A história de João Miguel começou a mudar em novembro de 2022, quando, aos três anos, apresentou sintomas que levaram sua família a buscar atendimento em Coxim. O diagnóstico inicial de meningite provocou uma transferência imediata pela Central de Regulação para o Hospital Universitário Maria Aparecida Pedrossian (Humap-UFMS/Ebserh), em Campo Grande. Ao chegar, o quadro já era crítico: ele convulsionava e apresentava rebaixamento de consciência. Em poucos minutos, foi levado ao CTI.
No dia seguinte à internação, o estado piorou. A equipe identificou uma meningoencefalite severa atingindo o tronco encefálico, quadro considerado de altíssimo risco. Para controlar a situação, João Miguel precisou ser entubado. A família recebeu orientações constantes sobre a gravidade do caso, enquanto a equipe médica atuava diante das oscilações frequentes, do uso de múltiplas medicações e da instabilidade que marcou os primeiros dias no CTI.
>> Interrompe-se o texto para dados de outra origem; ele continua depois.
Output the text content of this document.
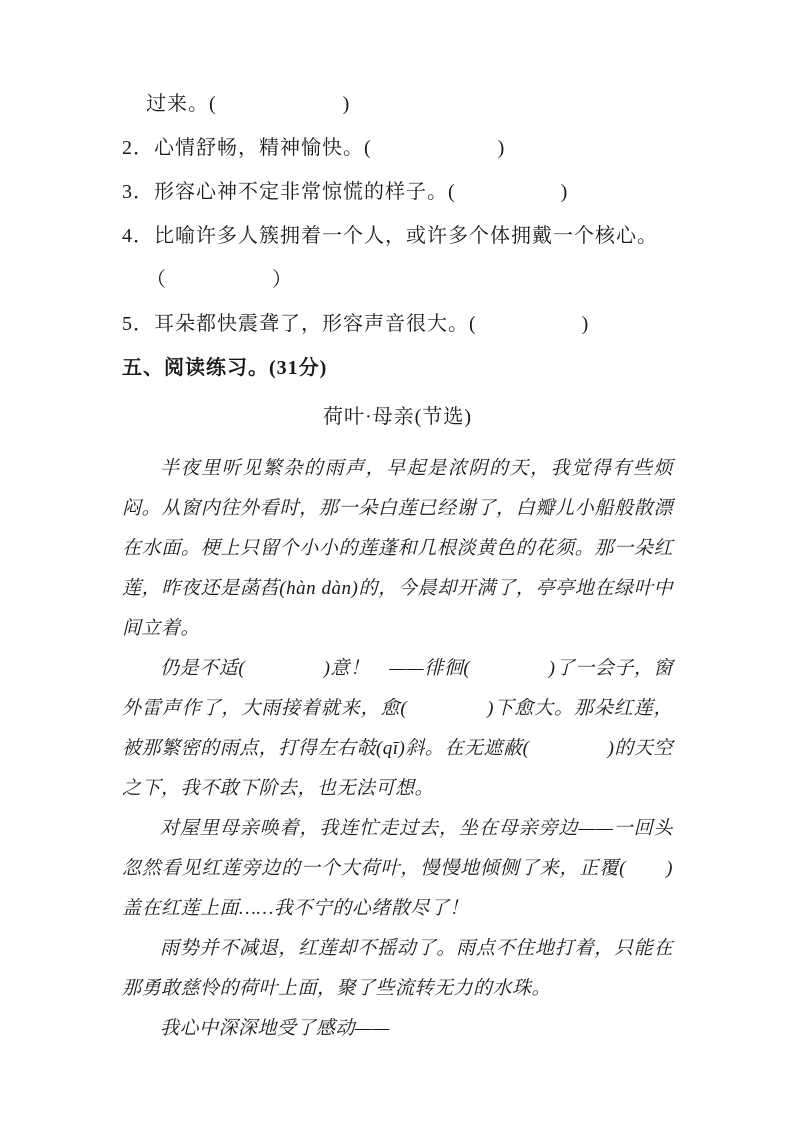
过来。(　　　　　　)
2．心情舒畅，精神愉快。(　　　　　　)
3．形容心神不定非常惊慌的样子。(　　　　　)
4．比喻许多人簇拥着一个人，或许多个体拥戴一个核心。
（　　　　　）
5．耳朵都快震聋了，形容声音很大。(　　　　　)
五、阅读练习。(31分)
荷叶·母亲(节选)

半夜里听见繁杂的雨声，早起是浓阴的天，我觉得有些烦闷。从窗内往外看时，那一朵白莲已经谢了，白瓣儿小船般散漂在水面。梗上只留个小小的莲蓬和几根淡黄色的花须。那一朵红莲，昨夜还是菡萏(hàn dàn)的，今晨却开满了，亭亭地在绿叶中间立着。

仍是不适(　　　　)意！　——徘徊(　　　　)了一会子，窗外雷声作了，大雨接着就来，愈(　　　　)下愈大。那朵红莲，被那繁密的雨点，打得左右攲(qī)斜。在无遮蔽(　　　　)的天空之下，我不敢下阶去，也无法可想。

对屋里母亲唤着，我连忙走过去，坐在母亲旁边——一回头忽然看见红莲旁边的一个大荷叶，慢慢地倾侧了来，正覆(　　)盖在红莲上面……我不宁的心绪散尽了！

雨势并不减退，红莲却不摇动了。雨点不住地打着，只能在那勇敢慈怜的荷叶上面，聚了些流转无力的水珠。

我心中深深地受了感动——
Foram 20 dias de coma. Para o pai, Rodrigo Pereira Rodrigues, o período foi marcado por incerteza, vigilância e fé. “Ele ficou entre a vida e a morte. O diagnóstico foi de uma meningoencefalite severa que atingiu o tronco encefálico. A equipe era sempre muito realista, mas nós nunca perdemos a fé em Deus e confiamos profundamente na capacidade dos profissionais que estavam cuidando dele”, relembra.
Quando despertou, João Miguel ainda estava muito debilitado. Sem força nos membros, sem sustentação do pescoço e com a voz enfraquecida, precisaria iniciar uma nova fase — tão desafiadora quanto a primeira. Após a alta do CTI, permaneceu mais 31 dias entre a enfermaria do Humap-UFMS e o hospital da Unimed. Foi nesse período que começaram as primeiras sessões de fisioterapia, essenciais para retomar movimentos básicos.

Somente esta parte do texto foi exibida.